Saturday, October 18, 2014

In praise of slacktivism

My friend (successfully) defended his dissertation last week. At one point in the three hour defense, one of his committee members used the word "slacktivism" without irony. The concept seems to have leaped out of its digital confines in blogs and tweets and into a serious academic setting.

This is due in no small part to the summer of the ALS Ice Bucket Challenge, which raised $115 million, according to the organization. As fast as social media filled with videos of people dumping icy water onto themselves, it also filled with critiques and commentary on the trendy form of donation.

It has become quite popular to point to such efforts as a symptom of the general shallowness of our online lives. Virtual actions such as signing petitions, sharing links, or using specific hashtags are categorized as "slacktivist," a somewhat paradoxical combination of "activist" and "slacker" which relies on a sharp distinction between virtual and non-virtual social action.

My problem with using the label "slacktivism" in order to critique virtual social action is twofold: 1) It assumes a robust non-virtual social action with relatively well-defined forms and goals, and 2) it assumes an understanding of virtual acts as less real than non-virtual actions.

Our assumptions about non-virtual social action: When people accuse others of "slacktivism," they appear to have in mind a non-virtual counterpart that contributes more robustly or more directly to the issue at hand. I take public demonstration (protests, strikes, large and public fundraising events, etc.) to be the ultimate non-virtual social action. It is the standard against which we measure virtual actions like sharing a link, for instance. Simply sharing a link, the critique goes, is just not as good as, say, attending a protest, presumably because it does not require as much (time? energy? effort?) from the link-sharer. Thus while the action may be activism, its lack of personal risk and "real" effort necessitates the addition of "slacker," making it "slacktivism."

In college, I spent a significant amount of time working to end the death penalty in Maryland. One rainy fall afternoon, a group of about forty abolitionists from different organizations gathered outside of Maryland's death row. More specifically, we were on a rather desolate city street under an overpass. We held signs, we chanted, we sang. Some of us prayed.
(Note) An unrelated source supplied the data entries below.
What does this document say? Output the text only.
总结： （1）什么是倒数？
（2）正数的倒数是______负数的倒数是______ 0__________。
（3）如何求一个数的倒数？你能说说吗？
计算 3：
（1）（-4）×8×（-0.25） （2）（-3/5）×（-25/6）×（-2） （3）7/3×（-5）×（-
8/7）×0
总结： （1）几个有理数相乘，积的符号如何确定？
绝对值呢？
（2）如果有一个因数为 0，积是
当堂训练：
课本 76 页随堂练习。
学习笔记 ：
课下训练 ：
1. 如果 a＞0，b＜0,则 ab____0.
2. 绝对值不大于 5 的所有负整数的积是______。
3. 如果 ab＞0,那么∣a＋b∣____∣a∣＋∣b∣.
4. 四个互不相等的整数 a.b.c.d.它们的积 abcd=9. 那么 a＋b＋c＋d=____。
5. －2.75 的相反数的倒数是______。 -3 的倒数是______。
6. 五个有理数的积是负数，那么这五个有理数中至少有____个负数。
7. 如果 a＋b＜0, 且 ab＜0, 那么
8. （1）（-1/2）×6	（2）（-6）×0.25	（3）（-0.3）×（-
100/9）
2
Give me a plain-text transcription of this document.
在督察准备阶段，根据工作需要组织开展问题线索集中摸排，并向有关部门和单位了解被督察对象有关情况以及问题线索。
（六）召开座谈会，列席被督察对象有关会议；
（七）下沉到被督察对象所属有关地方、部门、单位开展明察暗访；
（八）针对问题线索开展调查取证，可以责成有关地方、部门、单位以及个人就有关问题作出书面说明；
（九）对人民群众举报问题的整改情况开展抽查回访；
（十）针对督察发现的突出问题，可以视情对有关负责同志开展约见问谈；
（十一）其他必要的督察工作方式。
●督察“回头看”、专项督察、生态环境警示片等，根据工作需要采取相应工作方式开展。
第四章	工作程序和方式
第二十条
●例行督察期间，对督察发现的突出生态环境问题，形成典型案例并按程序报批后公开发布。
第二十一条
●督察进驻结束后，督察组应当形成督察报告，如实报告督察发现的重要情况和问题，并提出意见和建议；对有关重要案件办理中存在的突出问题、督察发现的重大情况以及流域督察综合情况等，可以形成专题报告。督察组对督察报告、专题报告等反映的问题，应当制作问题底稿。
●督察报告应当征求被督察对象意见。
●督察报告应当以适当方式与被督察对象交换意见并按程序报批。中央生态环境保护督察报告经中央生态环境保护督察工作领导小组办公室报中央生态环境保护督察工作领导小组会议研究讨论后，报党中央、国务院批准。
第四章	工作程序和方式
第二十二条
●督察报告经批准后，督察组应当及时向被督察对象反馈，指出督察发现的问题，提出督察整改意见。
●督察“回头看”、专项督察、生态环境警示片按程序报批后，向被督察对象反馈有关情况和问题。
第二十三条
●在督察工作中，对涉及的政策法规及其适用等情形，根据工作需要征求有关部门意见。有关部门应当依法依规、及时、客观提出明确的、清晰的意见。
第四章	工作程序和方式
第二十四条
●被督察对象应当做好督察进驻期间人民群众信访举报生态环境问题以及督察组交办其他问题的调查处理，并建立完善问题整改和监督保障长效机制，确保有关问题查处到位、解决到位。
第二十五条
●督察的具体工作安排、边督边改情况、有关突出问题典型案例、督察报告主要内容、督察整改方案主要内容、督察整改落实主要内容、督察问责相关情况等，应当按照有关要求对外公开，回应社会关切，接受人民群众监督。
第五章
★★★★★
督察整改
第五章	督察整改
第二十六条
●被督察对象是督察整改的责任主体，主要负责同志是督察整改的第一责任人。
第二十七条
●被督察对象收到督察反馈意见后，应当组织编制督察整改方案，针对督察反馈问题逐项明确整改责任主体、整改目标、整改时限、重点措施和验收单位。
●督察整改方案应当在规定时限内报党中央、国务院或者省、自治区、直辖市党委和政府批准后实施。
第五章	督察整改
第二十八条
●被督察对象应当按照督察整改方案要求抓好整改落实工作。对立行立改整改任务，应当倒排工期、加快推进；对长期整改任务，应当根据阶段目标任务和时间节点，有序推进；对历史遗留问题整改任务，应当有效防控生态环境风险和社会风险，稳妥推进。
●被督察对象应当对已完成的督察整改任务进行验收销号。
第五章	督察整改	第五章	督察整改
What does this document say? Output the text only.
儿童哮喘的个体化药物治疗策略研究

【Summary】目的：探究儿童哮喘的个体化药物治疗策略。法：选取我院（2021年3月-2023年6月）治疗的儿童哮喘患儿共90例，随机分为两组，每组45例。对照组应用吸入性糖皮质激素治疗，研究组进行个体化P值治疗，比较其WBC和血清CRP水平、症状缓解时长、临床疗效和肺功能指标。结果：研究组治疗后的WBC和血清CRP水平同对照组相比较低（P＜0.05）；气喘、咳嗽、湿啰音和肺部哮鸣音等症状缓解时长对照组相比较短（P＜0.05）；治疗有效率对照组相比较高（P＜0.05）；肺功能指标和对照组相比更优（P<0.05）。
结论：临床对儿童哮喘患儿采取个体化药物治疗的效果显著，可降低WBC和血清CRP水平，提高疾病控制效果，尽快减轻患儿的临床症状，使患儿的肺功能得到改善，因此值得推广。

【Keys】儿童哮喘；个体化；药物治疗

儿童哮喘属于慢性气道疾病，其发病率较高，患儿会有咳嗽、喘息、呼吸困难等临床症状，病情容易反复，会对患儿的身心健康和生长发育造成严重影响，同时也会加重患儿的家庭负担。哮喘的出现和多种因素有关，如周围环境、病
After about an hour, I had a troubling thought: What is the purpose of what we're doing? 

I had no problem understanding what it meant to write to legislators, to accompany death row inmates themselves through letters, or to raise awareness on campus. On that rainy and in nearly every other public demonstration I've attended, I couldn't shake the feeling of anticipation. In my more honest moments, I could ask another question: What am I/are we waiting for?

As far as I can tell, the anticipation is for one of two things, either a significant amount of people to witness the demonstration in person or, more commonly, for a significant amount of media attention. The problem is that American culture does not seem to have spaces for the kind of direct social action that we imagine when we judge virtual action. I am not convinced that my standing on a street with a sign is better for a cause than sharing a link to a well-argued piece to hundreds of people online. I am also not convinced that the many people who will re-share that link are doing so in lieu of the non-virtual social action we idealize.

Frightening as it may sound, it's possible that the robust social space we believe is essential to democratic life may not actually exist, or if it does, it may not exist where we think it does.

Our assumptions about virtual action: There pervades in moral critiques of the internet a double-talk that assumes virtual activity forms us in real (and usually negative) ways, while at the same time maintains that our behaviors online aren't as "real" as those offline (to the extent we're really ever 'off'). We can't have it both ways, and it seems pretty clear that virtual actions are both real and formative.

If this is the case, shouldn't we be less dismissive of altruistic, outward-looking actions online, no matter how small? Dismissing so-called "slacktivism" relies on a view of social action that is mostly about results. For many systems of ethics, however, there is much more to consider than consequences. Virtue ethics, for instance, maintains that the often small, repetitive actions in a person's life cultivate habits that are either virtuous or vicious. If this is true, then even the smallest actions online (which we should take to be real actions), contribute in some way to the formation of one's habits.


By leveling the criticism of "slacktivism" at virtual social action, we delude ourselves into idealizing an alternative that, more often that not, does not exist. We also undermine the reality of virtual space, the practical effect of which is that we won't be capable of reflecting upon it and its effects. Onward, slacktivists!


2 comments:

  1. One of the more articulate posts I've read on this topic which has fascinated me for a while! I particularly subscribe to your idea that "the robust social space we believe is essential to democratic life may not actually exist, or if it does, it may not exist where we think it does." I think clicktivism may be the new politicalism and I think part of that is because of the decline of the intermediary social institutions of town, church, home or place in general. Would love to hear your thoughts on this one and again, thanks for sharing! http://likingisnthelping.wordpress.com/

    ReplyDelete
    Replies
    1. Thanks for your response! Those institutions you name are precisely what I was thinking of.